The driver, a 35-year-old Jordanian, told the investigators that on June 16, 2015, he informed all the workers of the security services company that the bus departure would be earlier by half an hour to avoid traffic congestion.
"None of the employees or workers objected or complained except for the guard (on trial).
"But it was okay after I told him that those were the instructions of the company's administration and not mine.
"At 3:30 pm on August 18, 2015, I was waiting outside the workers' accommodation in Al Muhaisna, Al Qusais, when I spotted the guard staring at me.
I went to the nearby supermarket then came back to drive the bus," the victim recounted.
The guard then followed him and sat right behind him.
"He asked me whether I was going to the road or whether I went to Sharjah and spoke to his brother badly about him. I denied all of it and asked him to step off the bus explaining that I would go to the laundry.
"I was surprised when he suddenly brandished a knife and stabbed me in the neck and other parts of my body. I felt nothing after that, except when I woke up in hospital," the victim told the prosecutors.
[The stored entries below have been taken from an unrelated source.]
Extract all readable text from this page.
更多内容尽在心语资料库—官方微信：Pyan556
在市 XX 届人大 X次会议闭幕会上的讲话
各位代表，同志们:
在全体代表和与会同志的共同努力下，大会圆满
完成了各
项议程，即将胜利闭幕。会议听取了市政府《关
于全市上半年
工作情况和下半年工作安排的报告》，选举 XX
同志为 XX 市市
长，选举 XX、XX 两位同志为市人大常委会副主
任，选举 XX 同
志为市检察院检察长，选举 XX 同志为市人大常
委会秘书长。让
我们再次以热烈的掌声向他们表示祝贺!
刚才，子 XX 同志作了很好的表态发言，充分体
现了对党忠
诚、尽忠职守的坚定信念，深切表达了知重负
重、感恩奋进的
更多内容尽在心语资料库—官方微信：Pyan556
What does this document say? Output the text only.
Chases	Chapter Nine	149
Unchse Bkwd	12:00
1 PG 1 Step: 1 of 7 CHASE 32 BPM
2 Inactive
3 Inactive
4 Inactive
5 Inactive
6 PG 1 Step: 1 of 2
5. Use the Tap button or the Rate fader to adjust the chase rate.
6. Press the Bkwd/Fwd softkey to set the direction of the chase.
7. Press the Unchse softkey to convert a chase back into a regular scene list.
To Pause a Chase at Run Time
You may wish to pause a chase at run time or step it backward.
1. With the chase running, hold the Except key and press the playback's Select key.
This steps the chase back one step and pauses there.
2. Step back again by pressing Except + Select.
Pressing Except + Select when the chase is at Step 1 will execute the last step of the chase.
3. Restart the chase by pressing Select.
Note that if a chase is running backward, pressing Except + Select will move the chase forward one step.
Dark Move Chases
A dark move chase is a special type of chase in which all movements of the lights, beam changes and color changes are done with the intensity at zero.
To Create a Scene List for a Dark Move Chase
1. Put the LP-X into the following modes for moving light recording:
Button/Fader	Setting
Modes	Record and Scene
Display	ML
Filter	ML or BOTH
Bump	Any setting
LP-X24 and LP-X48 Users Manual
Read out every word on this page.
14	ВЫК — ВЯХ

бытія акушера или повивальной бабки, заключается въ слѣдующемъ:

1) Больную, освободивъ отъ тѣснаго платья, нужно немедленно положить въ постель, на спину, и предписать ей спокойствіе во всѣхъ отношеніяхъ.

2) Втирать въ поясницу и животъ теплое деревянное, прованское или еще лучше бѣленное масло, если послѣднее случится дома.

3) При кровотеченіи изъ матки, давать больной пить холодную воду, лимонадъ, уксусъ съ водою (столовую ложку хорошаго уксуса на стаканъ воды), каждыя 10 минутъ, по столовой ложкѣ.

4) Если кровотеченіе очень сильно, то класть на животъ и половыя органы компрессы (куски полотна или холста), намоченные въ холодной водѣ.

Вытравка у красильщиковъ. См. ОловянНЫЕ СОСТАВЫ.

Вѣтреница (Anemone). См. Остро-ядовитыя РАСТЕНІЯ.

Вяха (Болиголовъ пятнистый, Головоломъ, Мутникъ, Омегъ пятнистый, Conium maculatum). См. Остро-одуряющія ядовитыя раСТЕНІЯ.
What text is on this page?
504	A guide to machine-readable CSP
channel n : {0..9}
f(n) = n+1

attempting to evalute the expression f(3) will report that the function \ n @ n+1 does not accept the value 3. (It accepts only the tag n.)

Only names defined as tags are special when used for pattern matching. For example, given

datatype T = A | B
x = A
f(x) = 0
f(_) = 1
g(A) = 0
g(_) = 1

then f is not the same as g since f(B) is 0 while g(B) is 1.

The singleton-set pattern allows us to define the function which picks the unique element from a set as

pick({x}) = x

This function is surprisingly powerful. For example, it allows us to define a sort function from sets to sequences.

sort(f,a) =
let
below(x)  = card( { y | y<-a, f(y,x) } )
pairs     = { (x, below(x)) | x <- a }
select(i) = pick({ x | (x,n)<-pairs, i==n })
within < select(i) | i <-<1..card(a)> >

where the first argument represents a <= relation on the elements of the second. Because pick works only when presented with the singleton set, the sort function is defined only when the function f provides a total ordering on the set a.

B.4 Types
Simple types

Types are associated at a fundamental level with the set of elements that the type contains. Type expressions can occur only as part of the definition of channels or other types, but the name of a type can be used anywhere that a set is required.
He added that he thought the guard was angry with him because he had told the workers the bus timing changed.
 
A 25-year-old Pakistani guard said he saw the accused and the victim having a quarrel in the bus outside the company's accommodation before the accused stabbed the other man.
The forensic report showed the stab wounds the victim suffered from in the neck, chest and abdomen, could have been fatal for they were deep; but thanks to the timely surgeries and convenient treatment he survived.
 
The Court of First Instance had sentenced the guard to two months in jail and fined him Dh 5,000 in the present case.
However, the Court of Appeals quashed that ruling on the grounds that it was out of the court's jurisdiction (the Court of First Instance) to examine the case and returned the case to the public prosecution which referred it to the court again.